Your phone might sound better than PonoPlayer.
That’s exactly what the research has shown. Yahoo! Tech wrote a PonoPlayer review that blasted the PonoPlayer at the start of the year. In it, the writer gave a test where he connected a PonoPlayer and iPhone to an A/B switch. Remarkably, and unknowingly, the participants generally felt that the iPhone (whether with headphones or earbuds) sounded better than the PonoPlayer did.
What’s more, the author of the selection wrote Neil, who responded that “Of approximately 100 top-seed artists who compared Pono to low resolution MP3s, all of them heard and felt the Pono difference, rewarding to the human senses, and is what Pono thinks you deserve to hear.”

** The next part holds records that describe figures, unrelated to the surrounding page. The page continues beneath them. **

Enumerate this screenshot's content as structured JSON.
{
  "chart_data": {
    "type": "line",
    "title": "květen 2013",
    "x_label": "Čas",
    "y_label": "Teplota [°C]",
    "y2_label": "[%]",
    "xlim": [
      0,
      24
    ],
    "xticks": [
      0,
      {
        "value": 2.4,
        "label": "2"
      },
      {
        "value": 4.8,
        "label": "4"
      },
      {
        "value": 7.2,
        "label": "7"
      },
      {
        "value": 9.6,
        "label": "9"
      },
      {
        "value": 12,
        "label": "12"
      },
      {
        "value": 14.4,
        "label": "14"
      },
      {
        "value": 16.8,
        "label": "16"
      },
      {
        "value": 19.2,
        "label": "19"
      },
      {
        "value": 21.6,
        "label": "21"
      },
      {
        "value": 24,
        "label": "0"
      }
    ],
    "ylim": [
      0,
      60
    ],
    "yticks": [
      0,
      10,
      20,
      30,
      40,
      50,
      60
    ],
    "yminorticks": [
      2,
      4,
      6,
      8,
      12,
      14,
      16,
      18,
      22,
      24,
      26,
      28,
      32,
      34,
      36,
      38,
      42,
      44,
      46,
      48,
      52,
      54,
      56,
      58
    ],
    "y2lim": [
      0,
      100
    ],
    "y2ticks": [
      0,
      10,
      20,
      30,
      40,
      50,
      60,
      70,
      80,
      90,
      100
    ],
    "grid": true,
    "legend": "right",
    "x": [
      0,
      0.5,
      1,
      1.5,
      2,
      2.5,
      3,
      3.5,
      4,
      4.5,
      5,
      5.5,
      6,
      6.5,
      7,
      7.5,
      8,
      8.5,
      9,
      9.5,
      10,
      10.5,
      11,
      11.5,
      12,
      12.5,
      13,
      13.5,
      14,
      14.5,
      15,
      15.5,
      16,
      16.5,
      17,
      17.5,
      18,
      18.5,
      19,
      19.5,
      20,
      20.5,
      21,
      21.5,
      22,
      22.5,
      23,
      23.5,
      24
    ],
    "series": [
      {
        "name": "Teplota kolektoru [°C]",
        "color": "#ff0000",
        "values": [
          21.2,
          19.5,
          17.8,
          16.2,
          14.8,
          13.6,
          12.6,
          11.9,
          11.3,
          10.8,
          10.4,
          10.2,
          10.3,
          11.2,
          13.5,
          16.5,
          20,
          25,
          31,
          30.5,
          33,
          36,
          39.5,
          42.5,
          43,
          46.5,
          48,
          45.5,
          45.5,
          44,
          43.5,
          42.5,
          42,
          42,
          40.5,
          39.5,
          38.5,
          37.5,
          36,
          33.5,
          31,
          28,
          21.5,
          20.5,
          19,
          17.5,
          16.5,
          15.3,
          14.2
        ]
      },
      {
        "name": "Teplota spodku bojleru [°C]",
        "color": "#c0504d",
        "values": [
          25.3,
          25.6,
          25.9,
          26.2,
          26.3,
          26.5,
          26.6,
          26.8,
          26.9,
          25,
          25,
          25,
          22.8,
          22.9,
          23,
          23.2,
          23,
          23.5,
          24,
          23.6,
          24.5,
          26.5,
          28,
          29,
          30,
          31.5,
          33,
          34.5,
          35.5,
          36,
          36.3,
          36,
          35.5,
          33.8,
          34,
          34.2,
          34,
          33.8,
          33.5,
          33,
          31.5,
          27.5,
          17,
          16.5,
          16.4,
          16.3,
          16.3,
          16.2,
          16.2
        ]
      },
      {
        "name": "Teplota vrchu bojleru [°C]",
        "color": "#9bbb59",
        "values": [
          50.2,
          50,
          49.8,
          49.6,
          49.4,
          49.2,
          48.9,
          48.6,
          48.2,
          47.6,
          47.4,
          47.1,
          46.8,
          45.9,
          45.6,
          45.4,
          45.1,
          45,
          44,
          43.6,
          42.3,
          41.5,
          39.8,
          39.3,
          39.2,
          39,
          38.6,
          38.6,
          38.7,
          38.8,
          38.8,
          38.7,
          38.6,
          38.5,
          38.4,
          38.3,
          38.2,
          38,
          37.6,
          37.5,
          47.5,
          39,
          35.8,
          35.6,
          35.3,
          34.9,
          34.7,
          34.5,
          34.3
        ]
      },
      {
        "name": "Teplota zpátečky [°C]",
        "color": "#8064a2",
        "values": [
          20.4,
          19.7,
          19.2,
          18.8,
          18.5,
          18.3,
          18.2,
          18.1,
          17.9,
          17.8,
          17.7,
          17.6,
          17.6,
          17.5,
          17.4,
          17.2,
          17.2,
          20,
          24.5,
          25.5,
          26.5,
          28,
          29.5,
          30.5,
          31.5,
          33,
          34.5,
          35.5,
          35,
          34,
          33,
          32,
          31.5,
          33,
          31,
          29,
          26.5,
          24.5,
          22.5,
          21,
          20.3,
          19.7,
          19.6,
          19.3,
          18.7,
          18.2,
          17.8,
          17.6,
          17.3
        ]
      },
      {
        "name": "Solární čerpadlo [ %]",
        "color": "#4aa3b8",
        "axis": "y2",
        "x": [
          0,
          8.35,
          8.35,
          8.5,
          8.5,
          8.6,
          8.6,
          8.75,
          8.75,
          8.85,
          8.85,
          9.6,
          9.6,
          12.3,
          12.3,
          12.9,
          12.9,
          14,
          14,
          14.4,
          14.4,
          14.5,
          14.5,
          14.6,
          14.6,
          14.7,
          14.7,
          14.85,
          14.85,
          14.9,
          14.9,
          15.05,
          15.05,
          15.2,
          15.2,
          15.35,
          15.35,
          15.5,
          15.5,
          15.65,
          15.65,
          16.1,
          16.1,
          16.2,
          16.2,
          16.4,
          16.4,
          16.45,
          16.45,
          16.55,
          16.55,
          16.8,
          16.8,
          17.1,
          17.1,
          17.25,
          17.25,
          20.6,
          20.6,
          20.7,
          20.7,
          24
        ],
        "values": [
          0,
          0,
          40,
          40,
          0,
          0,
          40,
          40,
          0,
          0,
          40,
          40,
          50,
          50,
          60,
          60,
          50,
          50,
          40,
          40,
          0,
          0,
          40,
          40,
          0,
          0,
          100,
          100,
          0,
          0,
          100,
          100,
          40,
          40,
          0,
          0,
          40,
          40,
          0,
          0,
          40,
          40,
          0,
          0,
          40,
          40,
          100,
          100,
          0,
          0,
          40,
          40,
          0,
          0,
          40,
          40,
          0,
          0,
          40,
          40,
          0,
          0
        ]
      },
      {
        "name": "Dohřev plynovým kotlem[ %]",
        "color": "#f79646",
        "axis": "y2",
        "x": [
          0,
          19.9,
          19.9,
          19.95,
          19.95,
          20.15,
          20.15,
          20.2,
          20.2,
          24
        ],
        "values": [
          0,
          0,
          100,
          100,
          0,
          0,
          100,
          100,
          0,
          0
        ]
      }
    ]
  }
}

Such clever wording. Of course a hi-definition PonoPlayer FLAC file would sound better than a “low resolution MP3.”
PonoPlayer isn’t necessary.
I’m not suggesting that Young’s heart isn’t in the right place, but what I am suggesting is that nobody needs the PonoPlayer. It’s a statement piece, which complicates your music library (you need to repurchase everything you may have already bought from the Pono Music store). Plus, If Yahoo!’s sampling is a correct snapshot, the files we have on our phones are just enough and may even sound better.
With the PonoPlayer, Neil Young masterfully sold us on a perceptive fantasy, a potentiality (music would sound and feel different) that I wanted to believe. Thing is, fantasies run thin after a while, as did my belief in the magic of PonoPlayer. The PonoPlayer review is in.